By Theorem 2.6, there exists \(\gamma \in {\mathbb {C}}\) such that \(\gamma ^{n-1}=1\) and \(f(x^2)=\gamma f(x)^2\) for all \(x\in A\). Hence, by Lemma 2.7, \(f(a_1a_2\cdots a_n)=f(a_1)f(a_2)\cdots f(a_n)\) for all \(a_1,a_2,\ldots ,a_n\in A\). that is, f is an n-homomorphism. When A is a Banach algebra f is automatically continuous by [11, Theorem 2.7] or [7, Theorem 2.4]. \(\square \)

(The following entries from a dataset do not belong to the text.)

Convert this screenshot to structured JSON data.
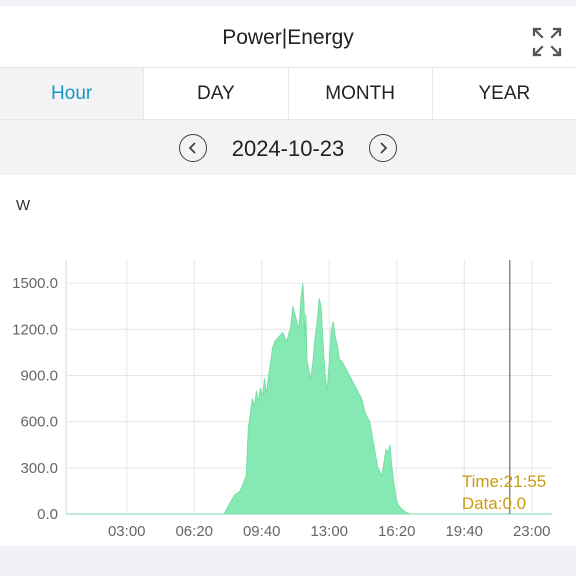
{
  "header": {
    "title": "Power|Energy",
    "fullscreen_icon": "expand-icon"
  },
  "tabs": [
    {
      "label": "Hour",
      "active": true
    },
    {
      "label": "DAY",
      "active": false
    },
    {
      "label": "MONTH",
      "active": false
    },
    {
      "label": "YEAR",
      "active": false
    }
  ],
  "date_nav": {
    "date": "2024-10-23",
    "prev_icon": "chevron-left-icon",
    "next_icon": "chevron-right-icon"
  },
  "colors": {
    "accent": "#1996c9",
    "area_fill": "#86e8b2",
    "tooltip": "#c89b12"
  },
  "chart_data": {
    "type": "area",
    "ylabel": "W",
    "ylim": [
      0,
      1650
    ],
    "yticks": [
      "0.0",
      "300.0",
      "600.0",
      "900.0",
      "1200.0",
      "1500.0"
    ],
    "ytick_values": [
      0,
      300,
      600,
      900,
      1200,
      1500
    ],
    "xlim_hours": [
      0,
      24
    ],
    "xticks": [
      "03:00",
      "06:20",
      "09:40",
      "13:00",
      "16:20",
      "19:40",
      "23:00"
    ],
    "xtick_hours": [
      3.0,
      6.333,
      9.667,
      13.0,
      16.333,
      19.667,
      23.0
    ],
    "grid": true,
    "series": [
      {
        "x_hours": [
          0,
          7.8,
          8.0,
          8.3,
          8.6,
          8.9,
          9.0,
          9.1,
          9.2,
          9.3,
          9.4,
          9.5,
          9.6,
          9.7,
          9.8,
          9.9,
          10.0,
          10.1,
          10.2,
          10.3,
          10.5,
          10.7,
          10.9,
          11.1,
          11.2,
          11.4,
          11.5,
          11.6,
          11.7,
          11.75,
          11.8,
          11.85,
          11.9,
          12.0,
          12.1,
          12.2,
          12.3,
          12.4,
          12.5,
          12.6,
          12.7,
          12.8,
          12.9,
          13.0,
          13.1,
          13.2,
          13.3,
          13.4,
          13.5,
          13.6,
          13.8,
          14.0,
          14.2,
          14.4,
          14.6,
          14.8,
          15.0,
          15.2,
          15.4,
          15.6,
          15.8,
          15.9,
          16.0,
          16.1,
          16.2,
          16.3,
          16.4,
          16.6,
          16.8,
          17.0,
          24
        ],
        "values": [
          0,
          0,
          50,
          120,
          150,
          250,
          560,
          650,
          750,
          700,
          800,
          730,
          820,
          760,
          880,
          780,
          900,
          980,
          1080,
          1120,
          1150,
          1180,
          1120,
          1220,
          1350,
          1250,
          1200,
          1400,
          1500,
          1380,
          1150,
          1300,
          1000,
          930,
          880,
          1000,
          1150,
          1250,
          1400,
          1350,
          1100,
          900,
          800,
          1000,
          1200,
          1250,
          1150,
          1100,
          1000,
          1000,
          950,
          900,
          850,
          800,
          750,
          650,
          600,
          450,
          300,
          250,
          420,
          400,
          450,
          300,
          200,
          100,
          60,
          30,
          10,
          0,
          0
        ]
      }
    ],
    "cursor": {
      "time": "Time:21:55",
      "data": "Data:0.0",
      "x_hours": 21.917
    }
  }
}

We now extend the theorem above to more general cases.

Theorem 2.9

Let A and B be rings such that \( M_B\), the set of all non-zero additive and multiplicative complex functionals on B, is non-empty and moreover, \(\bigcap _{\varphi \in M_B} ker\varphi =\{0\}\). Then every n-Jordan homomorphism \(f: A\rightarrow B\) is an n-homomorphism.

Proof

Let \(\varphi \in M_B\) and define \(\psi :A\rightarrow {\mathbb {C}}\) by \(\psi =\varphi \circ f\). Clearly, \(\psi \) is additive and

$$\begin{aligned} \psi (x^n)=\varphi (f(x^n))=\varphi (f(x)^n)=(\varphi (f(x)))^n=(\psi (x))^n. \end{aligned}$$

By Theorem 2.8, \(\psi \) is an n-homomorphism and hence

$$\begin{aligned} \psi (a_1a_2\cdots a_n)=\psi (a_1)\psi (a_2)\cdots \psi (a_n) \end{aligned}$$

for \(a_1,a_2,\dots , a_n\in A\). Therefore,

$$\begin{aligned} \varphi (f(a_1a_2\cdots a_n))=\varphi (f(a_1))\varphi (f(a_2))\cdots \varphi (f(a_n))=\varphi (f(a_1)f(a_2)\cdots f(a_n)). \end{aligned}$$

Consequently, \(\varphi (f(a_1a_2\cdots a_n)-f(a_1)f(a_2)\cdots f(a_n))=0\), that is,

$$\begin{aligned} f(a_1a_2\cdots a_n)-f(a_1)f(a_2)\cdots f(a_n)\in ker \varphi . \end{aligned}$$

Since \(\varphi \in M_B\) is arbitrary,

$$\begin{aligned} f(a_1a_2\cdots a_n)-f(a_1)f(a_2)\cdots f(a_n) \in \cap _{\varphi \in M_B}ker\varphi =\{0\}. \end{aligned}$$

That is, \(f(a_1a_2\cdots a_n)=f(a_1)f(a_2)\cdots f(a_n)\). \(\square \)

Corollary 2.10

Let A be a ring and B be a unital commutative semisimple Banach algebra. Then every n-Jordan homomorphism \(f: A\rightarrow B\) is an n-homomorphism. In particular, if A is a unital Banach algebra and moreover f is linear, then f is automatically continuous.

Proof

Since B is a unital commutative semisimple Banach algebra \(\Phi _B\ne \phi \), where \(\Phi _B\) is the set of all nonzero multiplicative linear functionals on B. Since \(\Phi _B\subseteqq M_B\) and B is semisimple, we have

$$\begin{aligned} \cap _{\varphi \in M_B}ker\varphi \subseteqq \cap _{\varphi \in \Phi _B}ker\varphi =rad(B)=\{0\}. \end{aligned}$$

Therefore, by the theorem f is an n-homomorphism. If A is a unital Banach algebra and f is also linear, then it is a multiple of a homomorphism by [9, Proposition 2.2]. Hence, f is automatically continuous by a classical result of Shilov, which states that every homomorphism from a Banach algebra into a commutative semisimple Banach algebra is automatically continuous. \(\square \)

Note that Theorem 2.9 and Corollary 2.10 are extensions of Theorem 1.1, which is due to Żelazko.